Меня постригли налысо, мы собираемся ехать в военкомат. Родители волнуются, спрашивают меня, может, надо что-либо ещё, кроме кучи вещей, которыми они меня и так нагрузили.
Для курящего человека лучше взять с собой три пачки сигарет, больше не нужно. Некурящему и одной пачки хватит, ведь благодаря сигаретам в армии можно решить большинство возникающих по ходу службы вопросов. Деньги если брать, то не больше пятидесяти рублей. Ну и, конечно, дешёвые средства личной гигиены: чехол для зубной щётки, мыльница, зубная щётка, мыло, бритва, пенка для бритья…
По приезде на распределение мы начали сдавать «физо». Я «греб» (показывал свою силу, мощь, непоколебимость) многие упражнения, но из-за плохой категории здоровья меня отправили служить в мотострелковую гвардейскую часть. Я подумал, что это наихудший вариант развития событий, но всё оказалось не так уж и плохо.
Приехали мы в часть, построились рядом с вещевым складом.
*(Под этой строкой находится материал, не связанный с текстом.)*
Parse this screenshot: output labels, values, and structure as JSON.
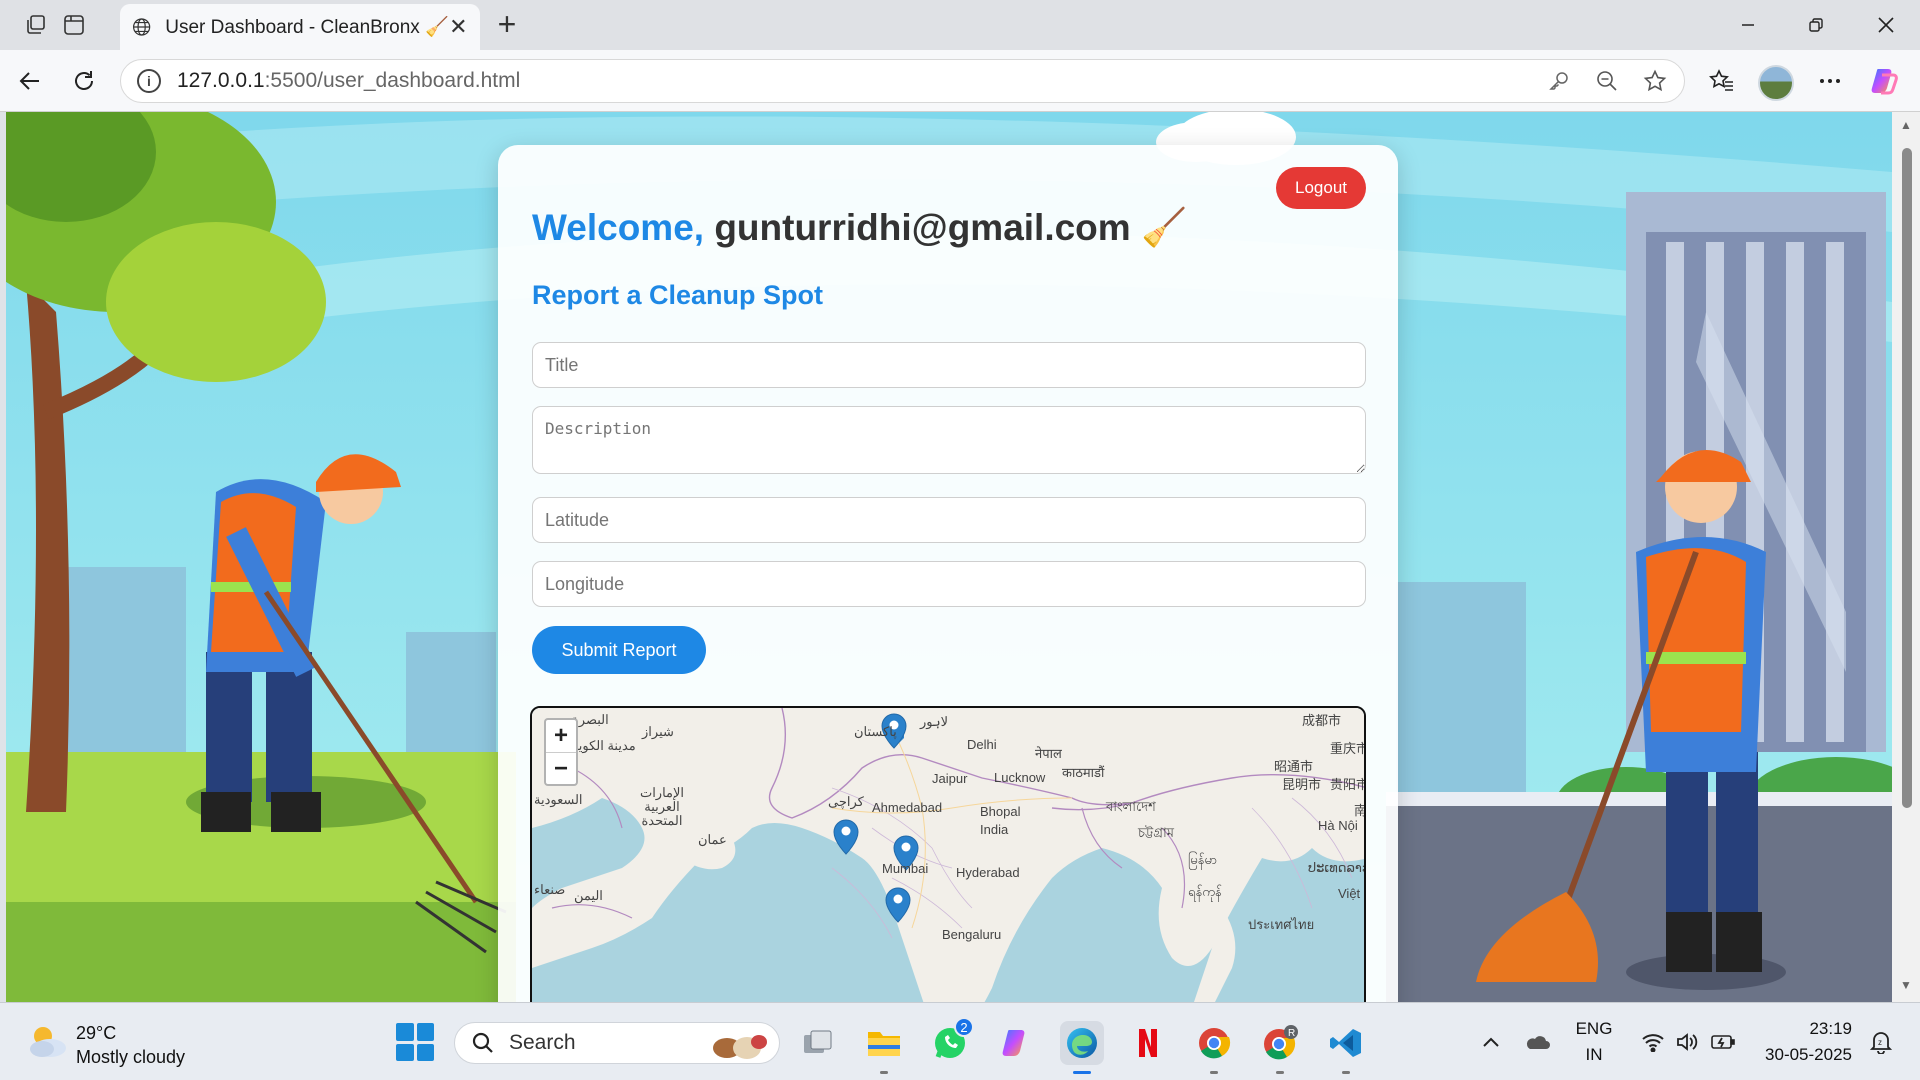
{
  "browser": {
    "tab_title": "User Dashboard - CleanBronx 🧹",
    "url_host": "127.0.0.1",
    "url_rest": ":5500/user_dashboard.html"
  },
  "dashboard": {
    "logout_label": "Logout",
    "welcome_prefix": "Welcome,",
    "user_email": "gunturridhi@gmail.com",
    "welcome_emoji": "🧹",
    "section_title": "Report a Cleanup Spot",
    "title_placeholder": "Title",
    "description_placeholder": "Description",
    "latitude_placeholder": "Latitude",
    "longitude_placeholder": "Longitude",
    "submit_label": "Submit Report"
  },
  "map": {
    "zoom_in": "+",
    "zoom_out": "−",
    "labels": {
      "delhi": "Delhi",
      "jaipur": "Jaipur",
      "lucknow": "Lucknow",
      "ahmedabad": "Ahmedabad",
      "bhopal": "Bhopal",
      "india": "India",
      "mumbai": "Mumbai",
      "hyderabad": "Hyderabad",
      "bengaluru": "Bengaluru",
      "nepal": "नेपाल",
      "kathmandu": "काठमाडौं",
      "pakistan": "پاکستان",
      "lahore": "لاہور",
      "karachi": "کراچی",
      "uae": "الإمارات العربية المتحدة",
      "oman": "عمان",
      "saudi": "السعودية",
      "yemen": "اليمن",
      "sanaa": "صنعاء",
      "shiraz": "شیراز",
      "basra": "البصرة",
      "kuwait": "مدينة الكويت",
      "chengdu": "成都市",
      "chongqing": "重庆市",
      "zhaotong": "昭通市",
      "kunming": "昆明市",
      "guiyang": "贵阳市",
      "hanoi": "Hà Nội",
      "viet": "Việt",
      "bangladesh": "বাংলাদেশ",
      "chittagong": "চট্টগ্রাম",
      "myanmar": "မြန်မာ",
      "yangon": "ရန်ကုန်",
      "laos": "ປະເທດລາວ",
      "thailand": "ประเทศไทย",
      "nan": "南"
    }
  },
  "taskbar": {
    "weather_temp": "29°C",
    "weather_desc": "Mostly cloudy",
    "search_label": "Search",
    "whatsapp_badge": "2",
    "lang_top": "ENG",
    "lang_bottom": "IN",
    "time": "23:19",
    "date": "30-05-2025"
  },
  "colors": {
    "accent_blue": "#1e88e5",
    "logout_red": "#e53935",
    "sky": "#88ddea"
  }
}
Все проходящие мимо старослужащие солдаты смотрели на нас слегка презрительно, ведь мы в их понимании «запахи», рота молодого пополнения, недавно прибывшие люди для прохождения срочной службы.
«А на плечах у нас зелёные погоны»
Пришла моя очередь получать форму. Если честно, я готовился к худшему, и мои опасения подтвердились. На мне форма смотрелась, как раскрытый парашют десантника.
Теперь предложу вам задачку на логику. Расстояние от казармы роты молодого пополнения, где мы находились, до самой столовой – примерно 50-60 метров, а наш путь занял полчаса. В чём же секрет? Дело в том, что все передвижения внутри войсковой части должны осуществляться по команде старшего по должности (званию) и в ногу с человеком, идущим справа от тебя, – правофланговым. Так что из-за непривычки мы сбивали ногу и возвращались на исходную позицию. Нужно было подобрать ногу, чтобы шаг был единообразным.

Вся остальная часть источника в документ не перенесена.